As deformações do conceito e o valor de Humanidade próprios da Idade Média (e ainda até metade do século XVII), foram muito negativas. Simultaneamente, coexistiam as campanhas de evangelização humanitária com os genocídios da conquista e das cruzadas. Ao mesmo tempo em que os animais eram julgados pelos tribunais como responsáveis por delitos (como se fossem humanos), os não católicos, os heréticos, as supostas feiticeiras, eram qualificados como demônios e não como membros da Humanidade.
As cartas de Colombo à rainha de Espanha mostram claramente que, com respeito aos indígenas, o descobridor oscilava entre duas posições: ou os selvagens eram humanos, inteiramente iguais aos conquistadores (o qual não era totalmente exato), ou eram diferentes, hierarquicamente inferiores, chegando á inumanidade ou à animalidade. Os encarregados da “saúde espiritual” eram os sacerdotes, e os da saúde física eram os conhecidos cirurgiãos- barbeiros, uma mistura de ofício com profissão médica incipiente.
A Renascença, especialmente a italiana, com seu retorno ao espírito dionisíaco grego, significou um reflorescimento da cultura, das artes e da vida. O humano e o divino se aproximaram no senso estético e numa ética do prazer e da alegria. Aí foi que nasceram os primeiros grandes médicos proto-científicos, dedicados à investigação anatômica e fisiológica, na que superavam os preconceitos e proibições do medievo.
A Reforma, constituída pelo protestantismo luterano, calvinista ou puritano, ao mesmo tempo em que “mundanizou” as relações do homem com a divindade e que criticou e racionalizou a mediação da Igreja católica obscurantista e corrupta, preparou um conceito de homem próprio da Modernidade, dotado de todas as potências da razão científica mas submetido ao culto ao trabalho e à produção de bens de troca.
Como é sabido o começo da Modernidade se baseia em três grandes transformações: a científico-tecnológica, a industrial e a político-democrática (nas suas diferentes versões- liberal, socialista etc). Por sua vez, pode-se concordar com que os acontecimentos históricos mais expressivos a esse respeito foram as “revoluções” norte-americana, francesa e inglesa, a partir do século XVII em adiante. Os principais ideais dessas transformações e revoluções foram os de liberdade, igualdade e fraternidade –, os quais, independentemente de como sejam entendidos, continuam sendo uma orientação respeitável que se tornou quase sinônimo da condição humana universal e desejável.

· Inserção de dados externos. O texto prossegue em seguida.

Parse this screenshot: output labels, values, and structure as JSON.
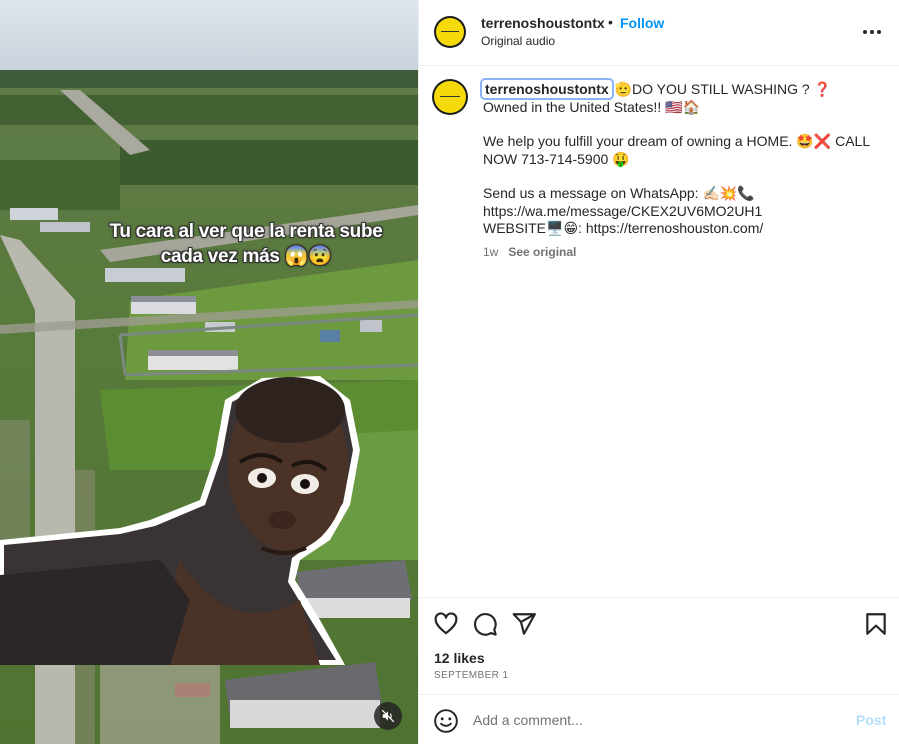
{
  "post": {
    "username": "terrenoshoustontx",
    "separator": "•",
    "follow_label": "Follow",
    "audio_label": "Original audio",
    "video_overlay_text": "Tu cara al ver que la renta sube cada vez más 😱😨",
    "caption": {
      "line1_rest": "🫡DO YOU STILL WASHING ? ❓ Owned in the United States!! 🇺🇸🏠",
      "paragraph2": "We help you fulfill your dream of owning a HOME. 🤩❌ CALL NOW 713-714-5900 🤑",
      "paragraph3_line1": "Send us a message on WhatsApp: ✍🏻💥📞",
      "paragraph3_line2": "https://wa.me/message/CKEX2UV6MO2UH1",
      "paragraph3_line3": "WEBSITE🖥️😁: https://terrenoshouston.com/"
    },
    "time_ago": "1w",
    "see_original_label": "See original",
    "likes": "12 likes",
    "date": "SEPTEMBER 1",
    "comment_placeholder": "Add a comment...",
    "post_label": "Post"
  },
  "icons": {
    "more": "more-options-icon",
    "like": "heart-icon",
    "comment": "comment-icon",
    "share": "send-icon",
    "save": "bookmark-icon",
    "emoji": "emoji-smile-icon",
    "mute": "muted-speaker-icon"
  },
  "colors": {
    "accent_link": "#0095f6",
    "post_disabled": "#b2dffc",
    "avatar_yellow": "#f5d90a"
  }
}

Na Modernidade, a categoria de Humano tendeu a universalizar-se, todos os tipos de homens foram considerados humanos e integrantes de uma espécie comum, a Humanidade. As diversas Declarações dos Direitos Humanos insistem nessa generalização. Mas, uma das peculiaridades desses documentos (muito avançados de júri, e pouco aplicados de fato) é que costumam dar mais importância à condição humana dos indivíduos do que à Humanidade nas sua diversas agrupações, incluída a Humanidade no seu conjunto total.

Finalmente, é sabido que, ainda com as imperfeições da legislação em matéria de Direitos Humanos, os mesmos deixam muito a desejar no seu cumprimento concreto. Mais da metade da Humanidade vive numa condição de miséria, pobreza e exclusão desumanas e o tratamento que o resto da Humanidade lhes dá ainda tem pouco ou nada de humanitário.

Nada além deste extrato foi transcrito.